The more observant among you may have noticed that, thanks to my good friend Wurzel, whose ramblings can be seen at `Wurzel`s thoughts` (see link under `Snopper`s Links`) I have managed to introduce a new feature into these pages. Go to the right and down a bit and you will see `Snopper`s Films.` I hasten to add that this is not a `Top 10` or a list of my favourite films, but just a fairly random list drawn from so many I have seen and enjoyed over the years.
I guess some of my enthusiasm stemmed from my time as a projectionist in the AKC Cinema in Paderborn, Germany, where I endured my National Service, but my love affair with the cinematic world goes much deeper. But, as they say, more on that story later.

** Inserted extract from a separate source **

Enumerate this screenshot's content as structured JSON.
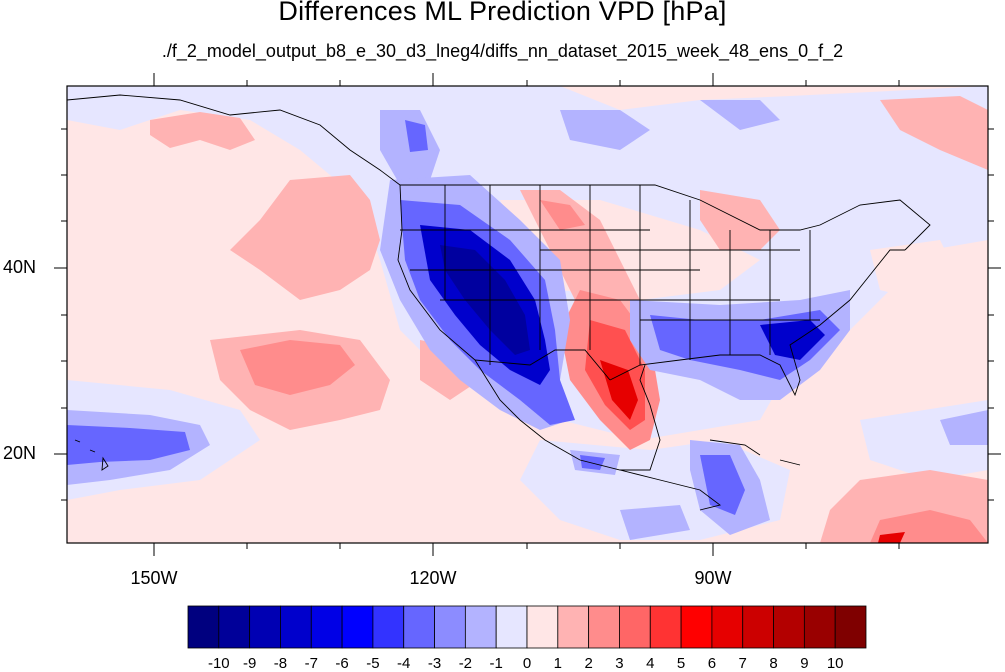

On the list I have shown, there is a `+` mark against each film title which, if you click on, something about each film should appear, along with links to the Internet Movie DataBase site for full details, so I won`t go into detail about each one here. However, perhaps one of the entries - `Johnny Frenchman` - deserves a little explanation as to its inclusion, for it most definitely comes into the realms of the obscure.

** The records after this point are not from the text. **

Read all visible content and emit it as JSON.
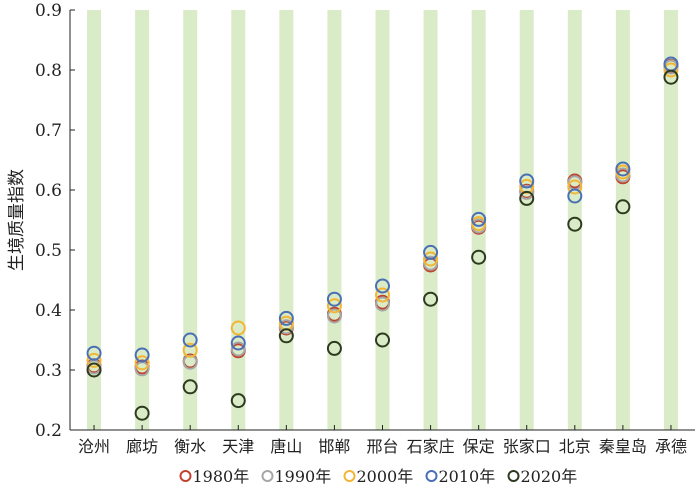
{
  "chart_data": {
    "type": "scatter",
    "ylabel": "生境质量指数",
    "ylim": [
      0.2,
      0.9
    ],
    "yticks": [
      "0.2",
      "0.3",
      "0.4",
      "0.5",
      "0.6",
      "0.7",
      "0.8",
      "0.9"
    ],
    "categories": [
      "沧州",
      "廊坊",
      "衡水",
      "天津",
      "唐山",
      "邯郸",
      "邢台",
      "石家庄",
      "保定",
      "张家口",
      "北京",
      "秦皇岛",
      "承德"
    ],
    "category_bands": true,
    "band_color": "#d9ecc7",
    "grid": false,
    "legend_position": "bottom",
    "series": [
      {
        "name": "1980年",
        "color": "#c0432f",
        "values": [
          0.307,
          0.305,
          0.315,
          0.332,
          0.37,
          0.393,
          0.413,
          0.475,
          0.538,
          0.598,
          0.615,
          0.622,
          0.806
        ]
      },
      {
        "name": "1990年",
        "color": "#a6a6a6",
        "values": [
          0.305,
          0.302,
          0.313,
          0.335,
          0.372,
          0.39,
          0.41,
          0.478,
          0.54,
          0.596,
          0.612,
          0.625,
          0.805
        ]
      },
      {
        "name": "2000年",
        "color": "#f2b632",
        "values": [
          0.316,
          0.312,
          0.333,
          0.37,
          0.378,
          0.407,
          0.425,
          0.485,
          0.544,
          0.606,
          0.605,
          0.63,
          0.8
        ]
      },
      {
        "name": "2010年",
        "color": "#4a6fb5",
        "values": [
          0.328,
          0.325,
          0.35,
          0.345,
          0.386,
          0.418,
          0.44,
          0.496,
          0.551,
          0.615,
          0.59,
          0.635,
          0.81
        ]
      },
      {
        "name": "2020年",
        "color": "#2d3a1f",
        "values": [
          0.3,
          0.228,
          0.272,
          0.249,
          0.357,
          0.336,
          0.35,
          0.418,
          0.488,
          0.586,
          0.543,
          0.572,
          0.788
        ]
      }
    ]
  }
}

I first saw this 1945 black and white epic when I was recuperating from some bug or other and `Johnny Frenchman` came on one weekday afternoon - clearly just to fill time in the tv schedule. But it immediately grabbed my attention for a number of reasons. The acting could flatteringly be described as `wooden,` and the plot `contrived` - it centres around an unlikely drama concerning rivalries between Breton and Cornish fishing folk. But the location was Mevagissey, some of whose inhabitants take impromptu roles in the film, and it gives a good insight into how that lovely Cornish fishing port actually was all those years ago, as opposed to the tourist mecca it has since become.
(click on photo for larger image)

The scene which really stood out for me, though, is when that classically trained Shakespearean actor, Ralph Michael, is quaffing a pint in the Mevagissey local and - in a clipped, quasi-Cornish accent - struggles to utter the Cornish approbation `proper job.` At which point, I collapsed with laughter.